To date, numerous lights have been recorded by Cam1, including: town/city/rural lights in the valleys beyond Brown Mountain, communication tower lights, airplanes and helicopters, highway-vehicle lights, off-highway vehicle lights, stadium lights, and back-country user lights. Natural lights captured by the camera include bright stars, Jupiter, Mars, Venus, the moon and lightning. Disappointingly, Cam1 has yet to record any support for mysterious or unknown lights in the Brown Mountain area.
BML Cam1 recorded 172 hours of nocturnal observation time on 24 nights during May 2014, resulting in 19,846 individual 30-second time-exposure images. This brings the totals over the past 16 months since start up in Feb 2013 to 2,188 hours of nocturnal observation time on 243 different nights resulting in 262,560 individual time-exposure images.
The following images are selected to show some significant features. Note that the camera position does not change during this sequence of images. Blurry or out-of-focus distant lights are caused by rising heat currents that distort the incoming light waves during the time exposures---lights that instantly flash on and off once produce sharp images.

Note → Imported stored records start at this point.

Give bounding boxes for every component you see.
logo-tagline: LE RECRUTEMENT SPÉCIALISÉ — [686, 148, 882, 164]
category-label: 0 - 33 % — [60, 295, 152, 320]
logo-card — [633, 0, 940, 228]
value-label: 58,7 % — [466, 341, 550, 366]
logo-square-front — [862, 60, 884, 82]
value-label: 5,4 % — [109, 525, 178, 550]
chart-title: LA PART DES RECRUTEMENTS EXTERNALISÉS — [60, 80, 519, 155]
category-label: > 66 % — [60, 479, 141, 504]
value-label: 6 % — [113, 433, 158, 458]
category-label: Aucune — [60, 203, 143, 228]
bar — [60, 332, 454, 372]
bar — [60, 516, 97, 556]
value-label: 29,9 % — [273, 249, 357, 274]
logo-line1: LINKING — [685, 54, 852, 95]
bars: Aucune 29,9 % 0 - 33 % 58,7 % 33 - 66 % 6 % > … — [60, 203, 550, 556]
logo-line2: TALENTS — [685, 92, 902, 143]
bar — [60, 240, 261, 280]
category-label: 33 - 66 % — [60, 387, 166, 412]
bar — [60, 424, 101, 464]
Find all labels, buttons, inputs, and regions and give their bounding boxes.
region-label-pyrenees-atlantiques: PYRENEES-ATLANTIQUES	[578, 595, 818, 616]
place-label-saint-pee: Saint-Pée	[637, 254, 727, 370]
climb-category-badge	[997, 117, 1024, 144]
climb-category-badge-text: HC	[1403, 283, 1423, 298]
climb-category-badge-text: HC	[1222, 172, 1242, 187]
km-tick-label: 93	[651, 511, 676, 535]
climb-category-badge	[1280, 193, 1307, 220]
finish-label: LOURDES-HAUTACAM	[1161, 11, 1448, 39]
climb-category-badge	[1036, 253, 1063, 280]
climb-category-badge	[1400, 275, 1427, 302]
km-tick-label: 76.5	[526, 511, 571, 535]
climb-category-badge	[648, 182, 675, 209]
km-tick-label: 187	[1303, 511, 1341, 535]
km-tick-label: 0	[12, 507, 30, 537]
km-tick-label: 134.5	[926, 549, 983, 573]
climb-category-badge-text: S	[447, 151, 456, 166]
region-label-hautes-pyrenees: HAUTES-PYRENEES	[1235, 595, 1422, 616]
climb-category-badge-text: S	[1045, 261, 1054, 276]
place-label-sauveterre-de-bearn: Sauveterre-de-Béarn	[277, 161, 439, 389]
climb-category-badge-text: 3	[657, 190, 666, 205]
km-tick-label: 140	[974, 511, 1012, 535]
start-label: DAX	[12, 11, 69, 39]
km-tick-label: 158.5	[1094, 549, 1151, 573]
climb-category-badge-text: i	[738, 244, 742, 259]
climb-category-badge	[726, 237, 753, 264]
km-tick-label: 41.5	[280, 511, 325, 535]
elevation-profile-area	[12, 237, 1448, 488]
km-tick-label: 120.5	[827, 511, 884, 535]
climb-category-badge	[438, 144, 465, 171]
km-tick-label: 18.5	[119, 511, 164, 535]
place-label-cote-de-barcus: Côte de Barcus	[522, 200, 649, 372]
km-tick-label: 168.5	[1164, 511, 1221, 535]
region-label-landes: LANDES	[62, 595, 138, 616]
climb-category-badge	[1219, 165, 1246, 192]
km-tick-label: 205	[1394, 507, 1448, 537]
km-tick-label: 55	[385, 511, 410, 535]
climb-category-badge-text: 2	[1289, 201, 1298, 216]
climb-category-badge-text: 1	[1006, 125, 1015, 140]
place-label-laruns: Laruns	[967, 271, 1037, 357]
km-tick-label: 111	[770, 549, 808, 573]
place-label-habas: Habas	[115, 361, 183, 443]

Probable building fire in Lenoir
Lights due to processes internal to the camera
Image transition errors produced the band of faint lights across the lower portion of the image.
These are an exact but dim duplicate of the bright band of electric lights above Brown Mountain.
The dim vertical lines that connect the dim lights with their parent bright lights are 'smear lines' produced during the fly-in transition between the previous 30-second-exposure image and the next image.